At Prime Therapeutics, Dupixent is preferred on the PBM’s standard formulary as a specialty medication, says April Kunze, Pharm.D., senior director of clinical program development. It is subject to utilization management, including step therapy and dispensing limits, Kunze says, adding, “there has been more awareness to this category, and biologics such as Dupixent have been approved with good efficacy results.”
Meanwhile, Eucrisa is preferred on Prime’s standard A-Series NetResults formulary with no utilization management in place, Kunze tells AIS Health.
The brand-name drugs in the pipeline, if approved, will compete for a small slice of the overall AD patient population, Kunze points out: “According to Sanofi/Regeneron, there are approximately 300,000 adults with uncontrolled moderate-to-severe AD patients in the U.S. that may utilize Dupixent, which is about 5% of the moderate-to-severe AD population. This is the same population that may utilize the oral and injectable biologics that are currently being reviewed by the FDA.”
“The majority of patients are diagnosed with mild to moderate atopic dermatitis,” Tegenu says. Patients who require additional treatment following or as an alternative to systemic immunosuppressive therapy may then require a biologic, he points out.
Plans may treat Dupixent and Eucrisa as preferred or non-preferred, and typically require utilization management such as step therapy or prior authorization, Tegenu says.
Kunze notes that, if approved, ruxolitinib cream will be the first topical biologic for mild-to-moderate AD. “The anticipated place in therapy is after first-line treatments but before a systemic biologic,” she says.
The newer agents, while potentially beneficial to a subset of patients, are unlikely to shake up treatment of most patients, according to Tegenu. “Treatment starts with the more conventional options, as there is much more data available and cost is significantly lower,” Tegenu says. “Topical corticosteroids (TCS) and emollients continue to be the mainstay treatment to which other topical therapies are compared to. Additionally, with TCS agents, there are many different options based on level of potency and formulation that can be selected depending on patient-specific criteria, such as age and body area. TCIs [topical calcineurin inhibitors] are appropriate alternatives for sensitive areas in mild to moderate cases.”

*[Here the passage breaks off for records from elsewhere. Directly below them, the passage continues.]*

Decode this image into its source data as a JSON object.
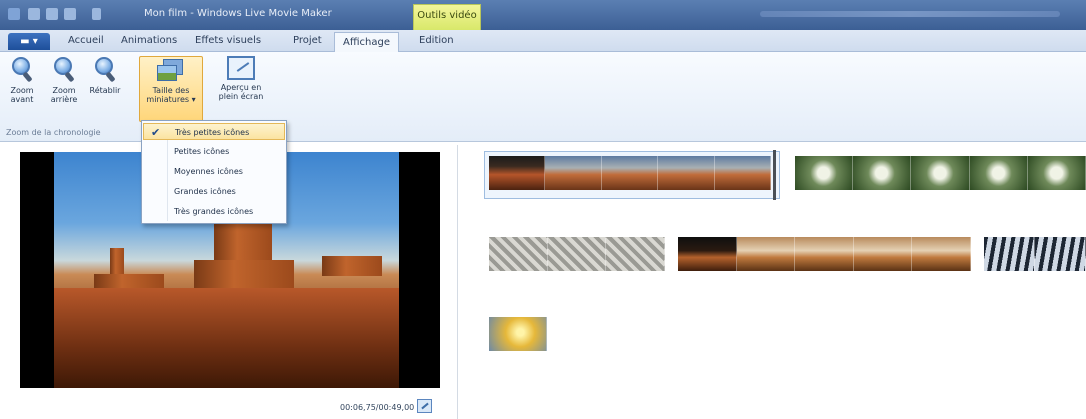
{
  "window": {
    "title": "Mon film - Windows Live Movie Maker",
    "contextual_tab": "Outils vidéo"
  },
  "ribbon_tabs": {
    "file_label": "",
    "tabs": [
      "Accueil",
      "Animations",
      "Effets visuels",
      "Projet",
      "Affichage",
      "Edition"
    ],
    "active": "Affichage"
  },
  "ribbon": {
    "zoom_in": "Zoom\navant",
    "zoom_out": "Zoom\narrière",
    "reset": "Rétablir",
    "thumb_size": "Taille des\nminiatures ▾",
    "fullscreen_preview": "Aperçu en\nplein écran",
    "group_label": "Zoom de la chronologie"
  },
  "thumbnail_menu": {
    "items": [
      "Très petites icônes",
      "Petites icônes",
      "Moyennes icônes",
      "Grandes icônes",
      "Très grandes icônes"
    ],
    "selected_index": 0
  },
  "preview": {
    "time_readout": "00:06,75/00:49,00"
  },
  "icons": {
    "zoom_in": "zoom-in-icon",
    "zoom_out": "zoom-out-icon",
    "reset": "zoom-reset-icon",
    "thumb_size": "thumbnail-size-icon",
    "fullscreen": "fullscreen-preview-icon",
    "expand": "expand-icon",
    "check": "checkmark-icon"
  },
  "colors": {
    "title_bar": "#3c5f95",
    "contextual_tab": "#d8e86a",
    "selection": "#fbe3a0"
  }
}
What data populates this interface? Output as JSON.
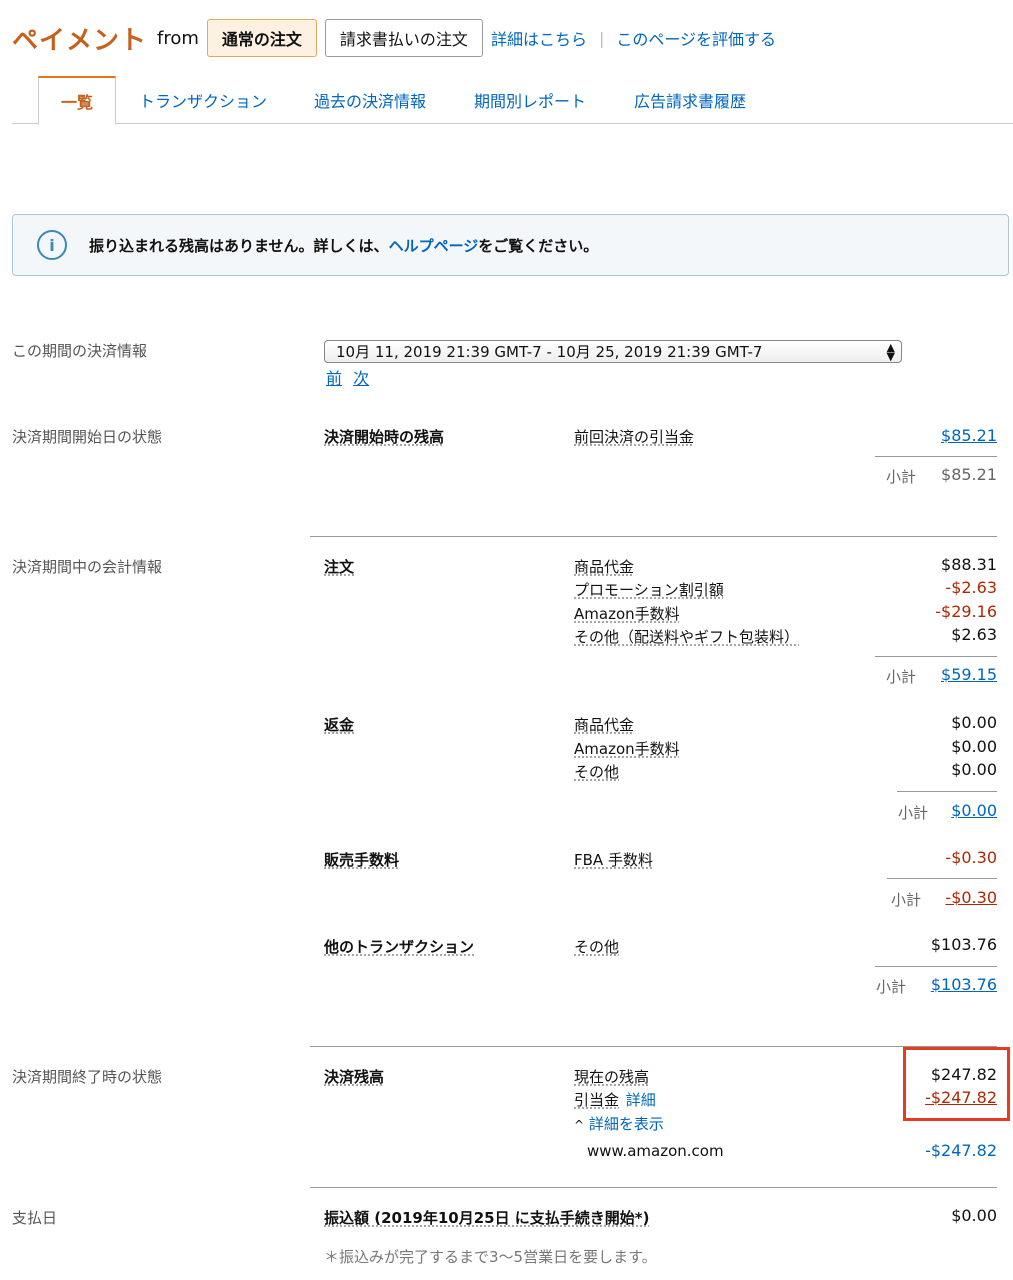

Tegenu adds, “these newer agents are typically reserved for when a patient fails or is not a candidate for the alternative.” According to the American Academy of Dermatology, therapy first progresses through topical agents, then through systemic agents, and then to a biologic agent if systemic agents fail. Phototherapy, which generally is covered under the medical benefit, can be considered if topical agents fail, although coverage varies by plan (see infographic, p. 4).
New Entrants Won’t Lower Plan Costs
Kunze says some patients may benefit from additional options, but plans may not see much savings. In addition, she suggests that the FDA’s delay in approving abrocitinib and baricitinib could impact their sales.
“There is potential to create competition for Dupixent. However, given the current pricing of JAK inhibitors, these may not bring down the overall cost of therapy. Because JAK inhibitors provide an oral option, they may appeal to some atopic dermatitis patients who do not want to administer an injectable like Dupixent. However, considering the JAK inhibitors’ extended FDA decision dates and the safety issues surrounding JAK inhibitors, and their potential higher cost compared to Dupixent, they may have a difficult time garnering significant market share.”